Sözün kısası Arafat da; yaşamı boyunca, ataları gibi, Türk ve Türkiye düşmanı olmuştur.
Oysa İsrail, hiçbir dönemde ve hiçbir zaman, Araplar gibi düşmanlarımızla birleşerek bizi sırtımızdan vurmaya kalkmamıştır... İsrailoğulları her zaman Türklerin ve Türkiye’nin yanında olmuştur...
Bu gözden kaçan (daha doğrusu kaçırılmaya çalışılan) ufak, ancak çok önemli farkı, lütfen fark edelim...
Önümüze gelene “kardeş” deme angutluğunu bırakıp, akıllı insanlar, akıllı uluslar, vakur devletler gibi davranalım...
Haa... bunu söylerken de, “Filistin’lilere ya da Araplara karşı, İsrail’in yanında yer alalım” da demiyorum.
Ya ne diyorum?...
“Çok büyük ortak çıkarlarımız olan İsrail’i, karşımıza almayalım!...” diyorum... “Mahallenin delisi gibi, komşularımızın evlerini, köşklerini taşlamayalım!...” diyorum…
Neden?...
Çünkü biz de sırça köşklerde oturuyoruz...
Yoksa kendi geleceğimiz gibi, çocuklarımızın geleceğini de karartırız...
… …
Not: İlgilenenler için küçük bir bilgi aktarmak istiyorum...
Bazı insanlarımızın “kardeş, kardeş...” diye yalakalandığı Araplar; aslında bilimsel olarak öz be öz İsrail’lilerin kardeşidir...

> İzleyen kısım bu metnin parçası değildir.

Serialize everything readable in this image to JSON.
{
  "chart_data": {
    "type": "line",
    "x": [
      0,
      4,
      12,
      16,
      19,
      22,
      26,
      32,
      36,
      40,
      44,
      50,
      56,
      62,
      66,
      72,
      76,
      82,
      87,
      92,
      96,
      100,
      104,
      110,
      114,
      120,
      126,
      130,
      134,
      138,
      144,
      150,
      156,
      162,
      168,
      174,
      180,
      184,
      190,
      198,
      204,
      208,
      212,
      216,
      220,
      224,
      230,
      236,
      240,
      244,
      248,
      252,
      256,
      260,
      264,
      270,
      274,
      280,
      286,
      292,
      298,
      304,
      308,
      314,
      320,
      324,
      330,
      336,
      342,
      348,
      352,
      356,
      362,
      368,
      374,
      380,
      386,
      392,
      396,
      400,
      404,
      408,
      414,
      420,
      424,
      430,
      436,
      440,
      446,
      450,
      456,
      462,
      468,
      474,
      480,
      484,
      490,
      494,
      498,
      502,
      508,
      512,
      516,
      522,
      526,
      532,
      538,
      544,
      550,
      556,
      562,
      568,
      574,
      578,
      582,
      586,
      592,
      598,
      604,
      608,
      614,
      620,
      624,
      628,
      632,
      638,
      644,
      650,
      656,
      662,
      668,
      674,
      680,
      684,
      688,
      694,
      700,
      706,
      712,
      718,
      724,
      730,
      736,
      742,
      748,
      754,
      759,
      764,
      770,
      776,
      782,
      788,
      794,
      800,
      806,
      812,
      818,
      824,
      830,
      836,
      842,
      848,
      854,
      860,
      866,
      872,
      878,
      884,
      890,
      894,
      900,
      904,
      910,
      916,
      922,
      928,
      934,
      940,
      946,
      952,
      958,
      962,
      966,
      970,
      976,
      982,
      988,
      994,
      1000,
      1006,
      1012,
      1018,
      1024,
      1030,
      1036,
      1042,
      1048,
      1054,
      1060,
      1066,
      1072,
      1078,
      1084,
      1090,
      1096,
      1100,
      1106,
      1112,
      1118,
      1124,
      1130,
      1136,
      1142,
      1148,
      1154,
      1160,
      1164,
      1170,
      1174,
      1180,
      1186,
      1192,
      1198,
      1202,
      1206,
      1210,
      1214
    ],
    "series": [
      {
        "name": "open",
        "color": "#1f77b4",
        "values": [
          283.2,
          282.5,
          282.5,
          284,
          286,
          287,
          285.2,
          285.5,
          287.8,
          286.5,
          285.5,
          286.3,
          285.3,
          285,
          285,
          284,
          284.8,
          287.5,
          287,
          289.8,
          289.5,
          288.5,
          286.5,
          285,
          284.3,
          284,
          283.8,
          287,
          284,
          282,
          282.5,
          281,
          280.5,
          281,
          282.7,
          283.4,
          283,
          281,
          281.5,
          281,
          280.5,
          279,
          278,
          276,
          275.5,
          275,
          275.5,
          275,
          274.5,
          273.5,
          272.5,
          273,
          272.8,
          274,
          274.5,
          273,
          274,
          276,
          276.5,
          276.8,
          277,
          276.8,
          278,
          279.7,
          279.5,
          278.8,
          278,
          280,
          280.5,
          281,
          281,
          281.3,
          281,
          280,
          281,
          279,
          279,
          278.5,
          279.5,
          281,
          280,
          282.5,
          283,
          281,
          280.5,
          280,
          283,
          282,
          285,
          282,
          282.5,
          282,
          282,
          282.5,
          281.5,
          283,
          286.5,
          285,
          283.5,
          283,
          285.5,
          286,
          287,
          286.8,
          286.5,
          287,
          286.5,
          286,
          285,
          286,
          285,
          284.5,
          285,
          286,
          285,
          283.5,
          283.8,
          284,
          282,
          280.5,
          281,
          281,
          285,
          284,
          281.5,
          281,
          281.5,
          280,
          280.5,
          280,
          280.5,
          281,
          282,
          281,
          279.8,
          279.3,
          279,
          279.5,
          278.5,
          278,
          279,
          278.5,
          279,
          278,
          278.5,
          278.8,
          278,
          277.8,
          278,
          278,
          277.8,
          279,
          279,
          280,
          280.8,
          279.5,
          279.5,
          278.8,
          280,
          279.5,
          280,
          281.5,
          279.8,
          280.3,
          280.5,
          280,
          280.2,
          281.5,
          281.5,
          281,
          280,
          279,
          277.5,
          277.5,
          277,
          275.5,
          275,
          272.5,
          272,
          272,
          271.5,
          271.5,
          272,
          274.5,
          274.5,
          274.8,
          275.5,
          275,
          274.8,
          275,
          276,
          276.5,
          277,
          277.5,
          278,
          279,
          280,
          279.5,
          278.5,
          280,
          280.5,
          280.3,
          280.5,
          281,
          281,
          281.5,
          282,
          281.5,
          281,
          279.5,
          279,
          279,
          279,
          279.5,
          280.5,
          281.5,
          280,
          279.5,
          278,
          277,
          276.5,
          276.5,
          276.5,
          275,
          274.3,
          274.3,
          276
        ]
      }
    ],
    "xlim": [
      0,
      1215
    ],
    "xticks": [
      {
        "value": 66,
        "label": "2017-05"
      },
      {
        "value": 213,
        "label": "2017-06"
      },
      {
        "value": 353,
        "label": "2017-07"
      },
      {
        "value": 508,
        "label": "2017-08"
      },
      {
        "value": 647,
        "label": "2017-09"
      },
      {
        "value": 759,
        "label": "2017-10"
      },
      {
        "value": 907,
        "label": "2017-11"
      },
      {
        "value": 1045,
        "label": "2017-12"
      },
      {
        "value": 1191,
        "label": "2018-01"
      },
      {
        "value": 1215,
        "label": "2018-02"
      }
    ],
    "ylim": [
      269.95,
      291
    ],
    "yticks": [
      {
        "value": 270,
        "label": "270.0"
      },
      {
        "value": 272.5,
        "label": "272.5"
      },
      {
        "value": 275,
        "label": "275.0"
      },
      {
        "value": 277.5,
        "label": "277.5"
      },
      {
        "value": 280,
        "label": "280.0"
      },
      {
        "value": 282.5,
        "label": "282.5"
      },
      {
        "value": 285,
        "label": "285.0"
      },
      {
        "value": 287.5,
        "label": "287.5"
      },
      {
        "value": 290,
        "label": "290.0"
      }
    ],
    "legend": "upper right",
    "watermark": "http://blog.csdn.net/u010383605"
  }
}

Her iki toplum da aynı ırktan (SAMİ – ARAP Irkından) dır. Hazreti İbrahim’in iki ayrı hanımından gelen, İSMAİL ve YAKUP SOYLARI; Arap ve Yahudi toplumlarını ortaya çıkarmıştır. Hazreti Musa, Hazreti Davut, Hazreti Süleyman ve Hazreti İsa, YAKUP SOYU’ndan; Hazreti Muhammed, İSMAİL SOYU’ndandı.
Yani Araplarla İsrailliler (Yahudiler) arasında; (siyasal islamcı bazı Türklerin(!), Araplarla kendi aralarında kurmaya çalıştıkları gibi) “sanal” bir kardeşlik değil, gerçek anlamda “kan bağı” olan kardeşlik ilişkisi vardır.